If `Sin17^@ =x/y` , then show that `Sec17^@ - sin73^@ = x^2/(ysqrt((y^2 - x^2))` ?

If `Sin17^@ =x/y` , then show that `Sec17^@ - sin73^@ = x^2/(ysqrt((y^2 - x^2))`

Answer 1

`LHS=sec17^@-sin73^@`

`=1/(cos17^@)-sin(90^@-17^@)`

`=1/(cos17^@)-cos17^@`

`=(1-cos^2 17^@)/cos17^@`

`=(sin^2 17^@)/sqrt(1-sin^2 17^@)`

`=(x^2/y^2)/sqrt(1-x^2/y^2)`

`=x^2/y^2xxy/sqrt(y^2-x^2)`

`=x^2/(ysqrt(y^2-x^2))=RHS`

Answer 2

See full explanation for solution.

Explanation:

By the cofunction identity:
`sin(73^circ)=cos(90^circ-73^circ)=cos(17^circ)`

So we have `sec(17^circ)-cos(17^circ)`. We know that `sec(x)=1/cos(x)` so we can rewrite this expression:

`1/cos(17^circ)-cos(17^circ)=(1-cos^2(17^circ))/cos(17^circ)`

By the Pythagorean ID, `sin^2(x)+cos^2(x)=1` and so `1-cos^2(x)=sin^2(x)`:

`sin^2(17^circ)/cos(17^circ)`

Rearranging `sin^2(x)+cos^2(x)=1` we can also see that `cos(x)=sqrt(1-sin^2(x))`.

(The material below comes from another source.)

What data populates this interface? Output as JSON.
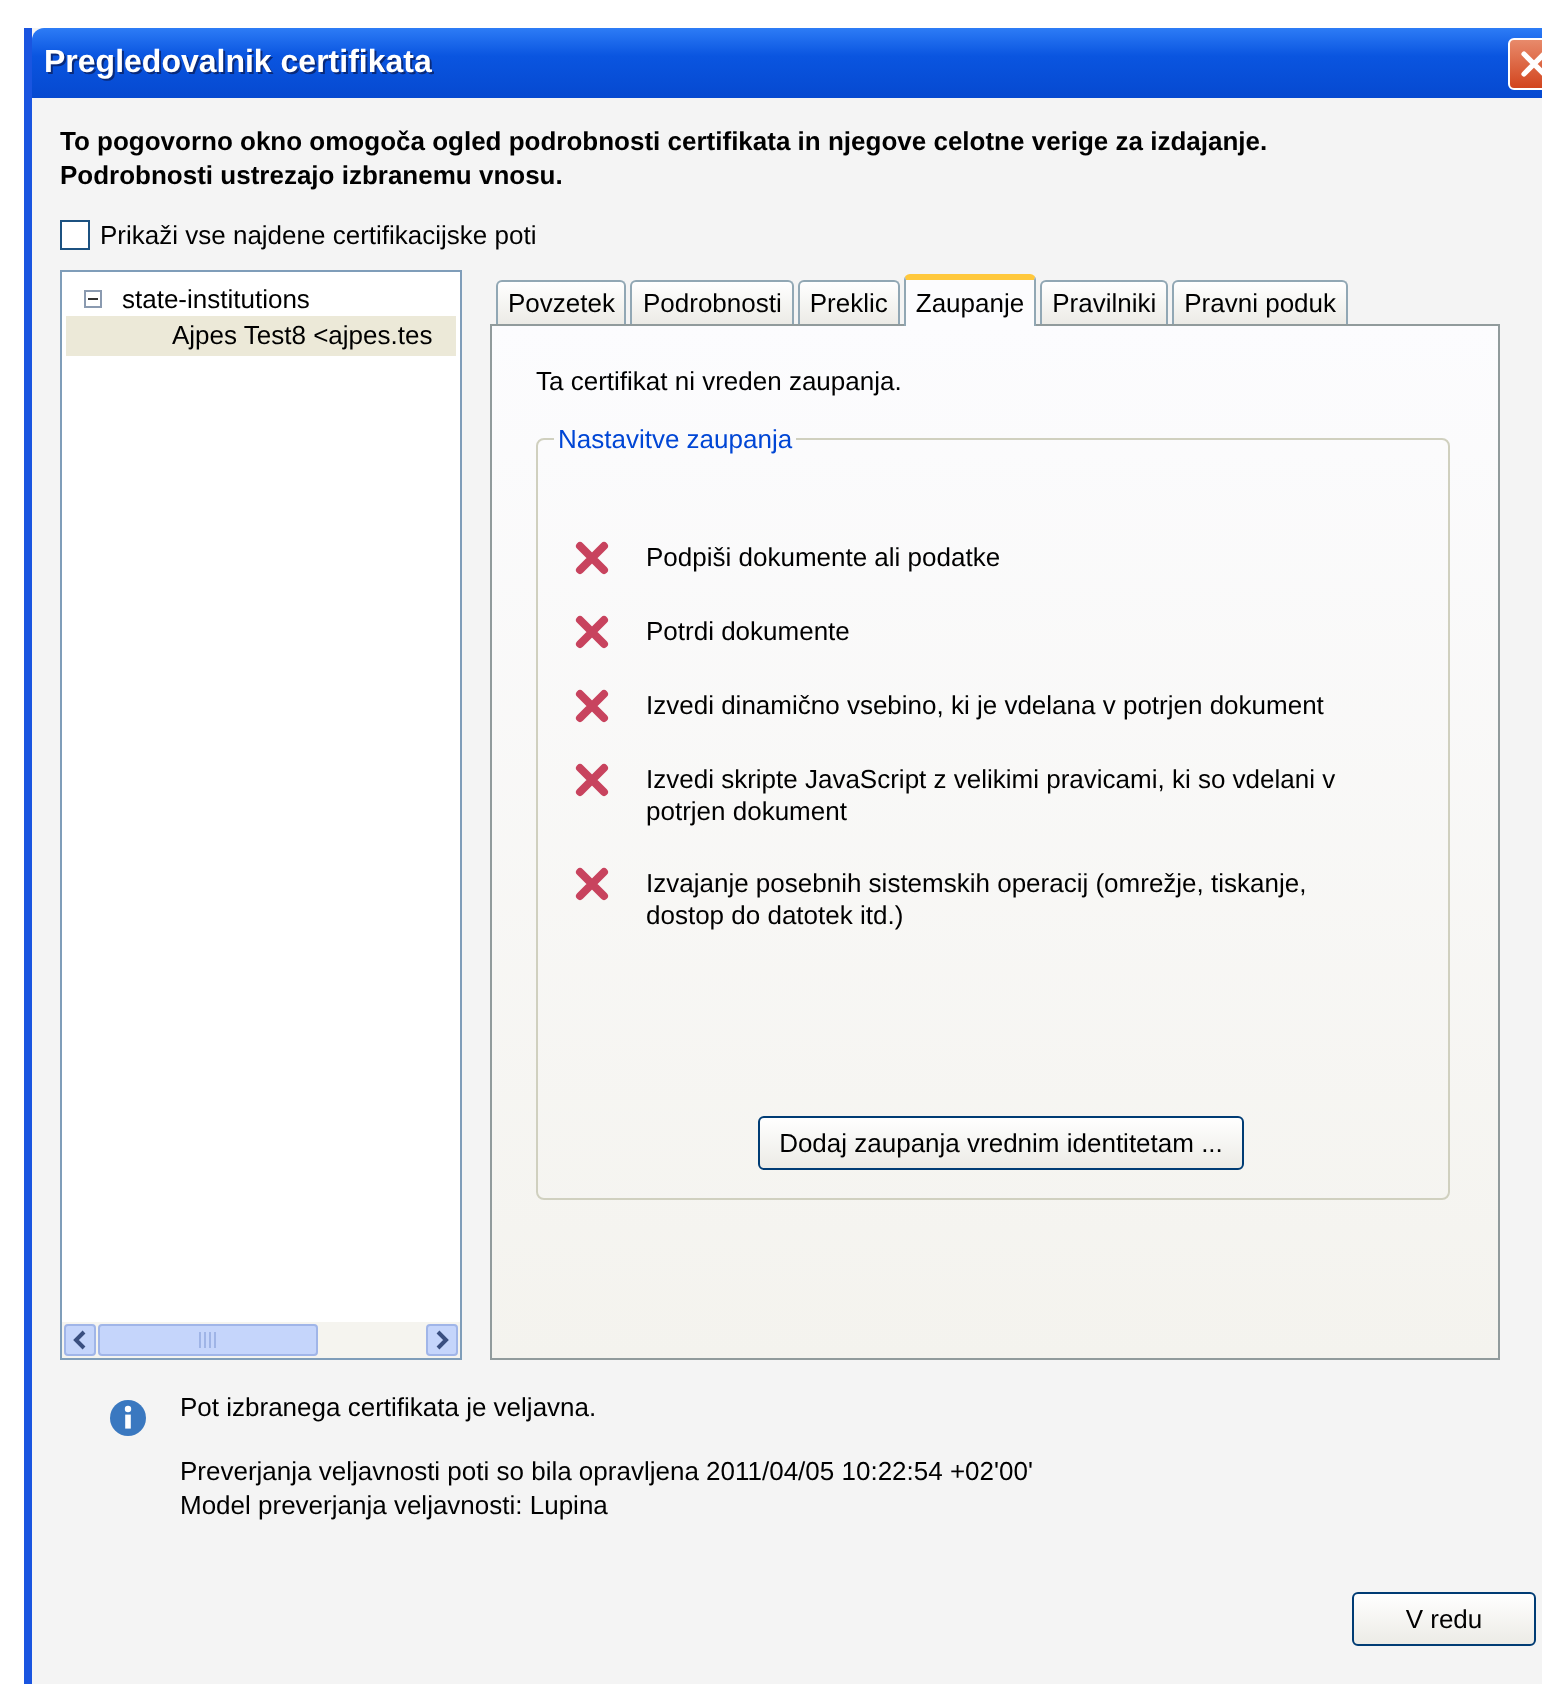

(Since `17^circ` is in QI all trig functions are positive.)

`sin^2(17^circ)/sqrt(1-sin^2(17^circ))`.

Now we substitute `x/y` for `sin(17^circ)`:

`(x/y)^2/sqrt(1-(x/y)^2)`.

Now we do some algebra:

`(x^2/y^2)/sqrt(1-x^2/y^2)=(x^2/y^2)/sqrt((y^2-x^2)/y^2)`

`=(x^2/y^2)/((1/y)sqrt(y^2-x^2))=(y*(x^2/y^2))/sqrt(y^2-x^2)`

`=(x^2/y)/sqrt(y^2-x^2)=x^2/(y*sqrt(y^2-x^2))`, as required.